20 de noviembre de 2014

"Os aseguro que cada vez que lo hicísteis con uno de estos mis humildes hermanos..."

2014 - CRISTO RE  -A-   Ez 34,11-12.15-17 - 1 Cor 15, 20-26a.28- Mt 25, 31-46

La Parola di Dio in questa domenica, festa di Cristo Re e ultima dell'anno liturgico, ha un evidente messaggio di ricapitolazione: sul passato, presente e futuro delle persone e della storia umana. Sono i tempi della presenza salvatrice di Cristo, che è sempre 'Emmanuele' (Dio con noi): Egli è venuto a Betlemme in carne umana, viene e cammina con noi nella vita quotidiana, verrà nella tappa finale come giudice. La sua presenza  è portatrice di conforto nella sofferenza ed è motivo di speranza anche nell'attesa del giudizio finale. Quell'ultimo momento è descritto nel Vangelo odierno con parole di estrema severità (v. 41-46), che sembrano in contraddizione con il resto del Vangelo, che presenta un Gesù buono, "amico dei pubblicani e dei peccatori" (Lc 7,34), fattosi uomo per "cercare ciò che era perduto" (Lc 19,10).

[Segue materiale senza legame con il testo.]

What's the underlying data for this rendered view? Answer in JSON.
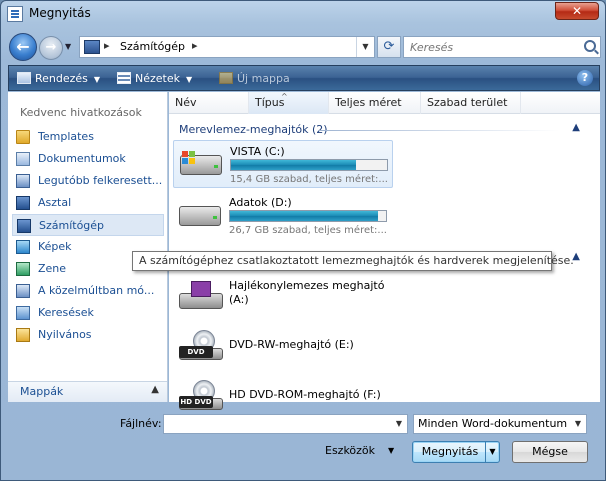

Gesù, il Pastore buono che dà la vita per le pecore (Gv 10), incarna il progetto di Dio, re-pastore, che Ezechiele (I lettura) descrive con abbondanza di verbi che indicano amore premuroso per le pecore: le cerca, ne ha cura, le passa in rassegna, raduna, conduce, cura, pasce...  Alla luce del giudizio finale, Gesù svela la qualità che devono avere le nostre azioni; insegna come impostare la vita in modo da non sbagliare tutto, ma indovinare la strada. L'unica strada è la Sua: l'amore e il servizio ai bisognosi. "Alla sera della vita, saremo giudicati sull'amore", affermava giustamente S. Giovanni della Croce. L'amore per gli ultimi apre le porte del Regno di Dio: "Venite, benedetti del Padre mio..." (v. 34).

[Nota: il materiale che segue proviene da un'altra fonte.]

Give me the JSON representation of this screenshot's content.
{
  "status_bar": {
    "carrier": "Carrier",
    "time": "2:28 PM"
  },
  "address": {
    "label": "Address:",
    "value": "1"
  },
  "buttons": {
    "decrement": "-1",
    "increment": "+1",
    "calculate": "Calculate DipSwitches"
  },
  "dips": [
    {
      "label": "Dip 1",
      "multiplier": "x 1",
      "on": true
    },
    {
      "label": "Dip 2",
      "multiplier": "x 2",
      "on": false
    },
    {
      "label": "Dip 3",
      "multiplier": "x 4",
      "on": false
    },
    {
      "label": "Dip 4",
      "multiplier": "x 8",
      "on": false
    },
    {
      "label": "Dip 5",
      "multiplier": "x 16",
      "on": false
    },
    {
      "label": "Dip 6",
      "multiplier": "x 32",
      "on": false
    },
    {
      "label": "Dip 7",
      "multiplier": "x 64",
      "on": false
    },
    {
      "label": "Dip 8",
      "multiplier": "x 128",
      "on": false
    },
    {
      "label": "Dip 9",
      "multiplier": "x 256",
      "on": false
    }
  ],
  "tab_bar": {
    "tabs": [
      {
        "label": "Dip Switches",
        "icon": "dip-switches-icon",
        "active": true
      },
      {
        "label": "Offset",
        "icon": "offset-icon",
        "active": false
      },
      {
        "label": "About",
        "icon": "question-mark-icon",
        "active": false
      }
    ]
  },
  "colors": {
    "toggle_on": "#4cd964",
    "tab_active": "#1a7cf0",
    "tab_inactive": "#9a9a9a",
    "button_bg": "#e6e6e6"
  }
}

Gesù indica la strada per arrivarci: per ben quattro volte enumera sei opere d'amore verso persone bisognose: affamati, assetati, forestieri, nudi, malati, carcerati. Aiutare tali persone è parte del lavoro quotidiano dei missionari; ed è compito di ogni cristiano e dei seguaci di tutte le religioni. Queste opere d'amore costituiscono un terreno d'incontro con tutte le persone di buona volontà. Una lista di tali opere è presente in Is 58,6-7, ma già nel II millennio a.C., il Libro dei morti (cap. 125) dell'antico Egitto metteva in bocca al defunto queste parole: "Io ho fatto ciò che fa gioire gli dèi. Ho dato pane all'affamato, ho dato acqua all'assetato, ho vestito chi era nudo, ho offerto un passaggio a chi non aveva una barca".

A queste opere, Gesù apporta una novità decisiva: Egli si identifica con i più deboli e piccoli, fino a dire "l'avete fatto a me" (v. 40).  Gli ultimi sono davvero i destinatari privilegiati delle scelte del Signore.  Pertanto, l'opzione preferenziale per i poveri non è un'alternativa di libera scelta, ma un obbligo per la Chiesa,  in essa è in gioco la fedeltà stessa della Chiesa al suo Signore. Non tanto, anche se sono importanti,  si tratta da questioni morali o teologiche: no, la salvezza dipende semplicemente dall’aver o meno servito i fratelli e le sorelle, dalle relazioni di comunione con quanti siamo stati disposti a incontrare sul nostro cammino. “Amen, io vi dico: tutto quello che avete fatto a uno solo di questi miei fratelli più piccoli, l’avete fatto a me”. Sì, il povero che manca del necessario per vivere con dignità è “sacramento” di Gesù Cristo, perché con lui Cristo stesso ha voluto identificarsi (cf. 2Cor 8,9): chi serve il bisognoso serve Cristo, lo sappia o meno.

Nell’ultimo giorno tutti, cristiani e non cristiani, saremo giudicati sull’amore, e non ci sarà chiesto se non di rendere conto del servizio amoroso che avremo praticato quotidianamente verso i fratelli e le sorelle, soprattutto verso i più bisognosi. E così il giudizio svelerà la verità profonda della nostra vita quotidiana, il nostro vivere o meno l’amore qui e ora: “impariamo dunque a meditare su un mistero tanto grande e a servire Cristo come egli vuole essere servito” (Giovanni Crisostomo). Lodato sia Gesu Cristo.